Zheng Yuchen, Lin Kun, White Thomas, Pickreign Jeremy, Yuen-Reed Gigi
IBM T.J. Watson Research Center, Yorktown Heights, Yorktown Height, NY, USA.
Georgia Institute of Technology, H. Milton Stewart School of Industrial and Systems Engineering, Atlanta, GA, USA.
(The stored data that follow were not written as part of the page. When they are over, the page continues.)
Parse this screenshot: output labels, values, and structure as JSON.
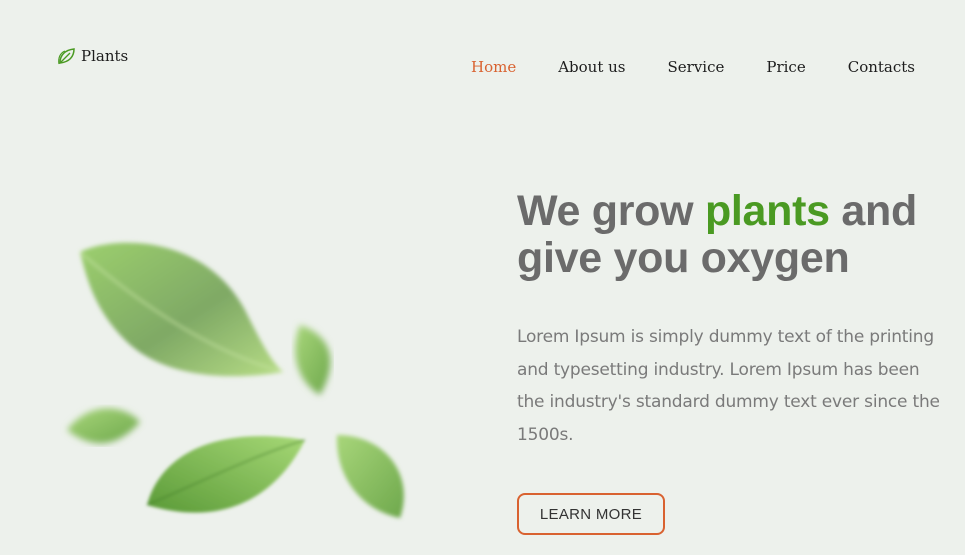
{
  "brand": {
    "name": "Plants",
    "icon": "leaf-icon"
  },
  "nav": {
    "items": [
      {
        "label": "Home",
        "active": true
      },
      {
        "label": "About us",
        "active": false
      },
      {
        "label": "Service",
        "active": false
      },
      {
        "label": "Price",
        "active": false
      },
      {
        "label": "Contacts",
        "active": false
      }
    ]
  },
  "hero": {
    "title_part1": "We grow ",
    "title_accent": "plants",
    "title_part2": " and give you oxygen",
    "description": "Lorem Ipsum is simply dummy text of the printing and typesetting industry. Lorem Ipsum has been the industry's standard dummy text ever since the 1500s.",
    "button_label": "LEARN MORE"
  },
  "colors": {
    "background": "#edf1ec",
    "accent_orange": "#d96230",
    "accent_green": "#4a9a22",
    "title_gray": "#6b6b6b"
  }
}
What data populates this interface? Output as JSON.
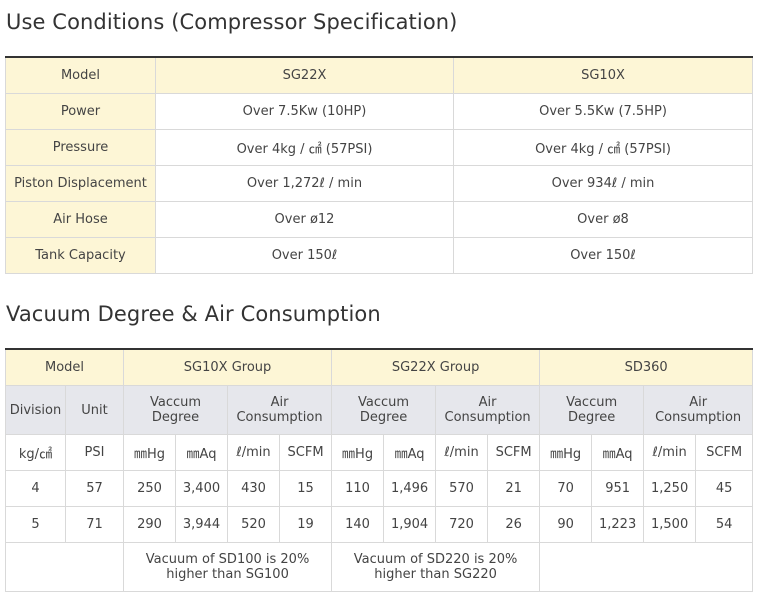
{
  "spec": {
    "title": "Use Conditions (Compressor Specification)",
    "header": [
      "Model",
      "SG22X",
      "SG10X"
    ],
    "rows": [
      {
        "label": "Power",
        "sg22x": "Over 7.5Kw (10HP)",
        "sg10x": "Over 5.5Kw (7.5HP)"
      },
      {
        "label": "Pressure",
        "sg22x": "Over 4kg / ㎠ (57PSI)",
        "sg10x": "Over 4kg / ㎠ (57PSI)"
      },
      {
        "label": "Piston Displacement",
        "sg22x": "Over 1,272ℓ / min",
        "sg10x": "Over 934ℓ / min"
      },
      {
        "label": "Air Hose",
        "sg22x": "Over ø12",
        "sg10x": "Over ø8"
      },
      {
        "label": "Tank Capacity",
        "sg22x": "Over 150ℓ",
        "sg10x": "Over 150ℓ"
      }
    ]
  },
  "vacuum": {
    "title": "Vacuum Degree & Air Consumption",
    "model_label": "Model",
    "groups": [
      "SG10X Group",
      "SG22X Group",
      "SD360"
    ],
    "division_label": "Division",
    "unit_label": "Unit",
    "vaccum_degree_label": "Vaccum Degree",
    "air_consumption_label": "Air Consumption",
    "unit_row": [
      "kg/㎠",
      "PSI",
      "㎜Hg",
      "㎜Aq",
      "ℓ/min",
      "SCFM",
      "㎜Hg",
      "㎜Aq",
      "ℓ/min",
      "SCFM",
      "㎜Hg",
      "㎜Aq",
      "ℓ/min",
      "SCFM"
    ],
    "data_rows": [
      [
        "4",
        "57",
        "250",
        "3,400",
        "430",
        "15",
        "110",
        "1,496",
        "570",
        "21",
        "70",
        "951",
        "1,250",
        "45"
      ],
      [
        "5",
        "71",
        "290",
        "3,944",
        "520",
        "19",
        "140",
        "1,904",
        "720",
        "26",
        "90",
        "1,223",
        "1,500",
        "54"
      ]
    ],
    "notes": [
      "Vacuum of SD100 is 20% higher than SG100",
      "Vacuum of SD220 is 20% higher than SG220"
    ]
  }
}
BMC Health Serv Res. 2018 Mar 27;18(1):213. doi: 10.1186/s12913-018-3038-5.
When a patient in a provider network seeks services outside of their community, the community experiences a leakage. Leakage is undesirable as it typically leads to higher out-of-network cost for patient and increases barrier for care coordination, which is particularly problematic for Accountable Care Organization (ACO) as the in-network providers are financially responsible for quality of care and outcome. We aim to design a data-driven method to identify naturally occurring provider networks driven by diabetic patient choices, and understand the relationship among provider composition, patient composition, and service leakage pattern. By doing so, we learn the features of low service leakage provider networks that can be generalized to different patient population.
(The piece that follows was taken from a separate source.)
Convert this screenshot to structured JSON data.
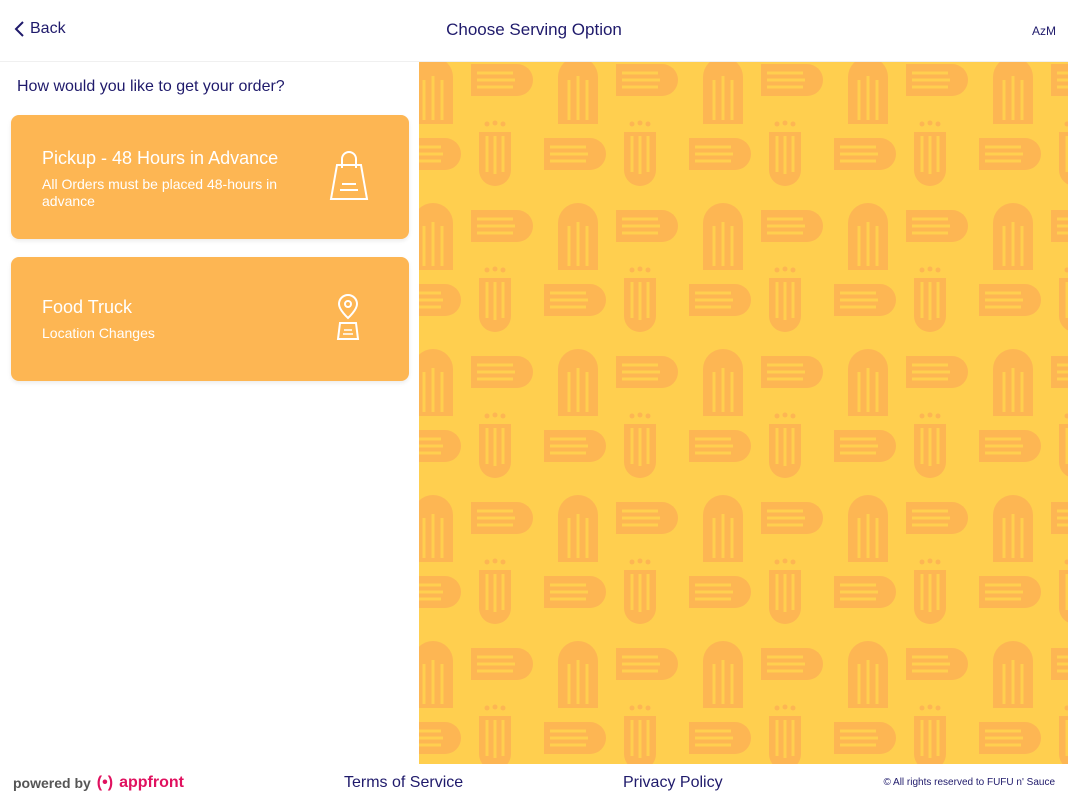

Data used for this study include de-identified healthcare insurance administrative data acquired from Capital District Physicians' Health Plan (CDPHP) for diabetic patients who resided in four New York state counties (Albany, Rensselaer, Saratoga, and Schenectady) in 2014. We construct a healthcare provider network based on patients' historical medical insurance claims. A community detection algorithm is used to identify naturally occurring communities of collaborating providers. For each detected community, a profile is built using several new key measures to elucidate stakeholders of our findings. Finally, import-export analysis is conducted to benchmark their leakage pattern and identify further leakage reduction opportunity.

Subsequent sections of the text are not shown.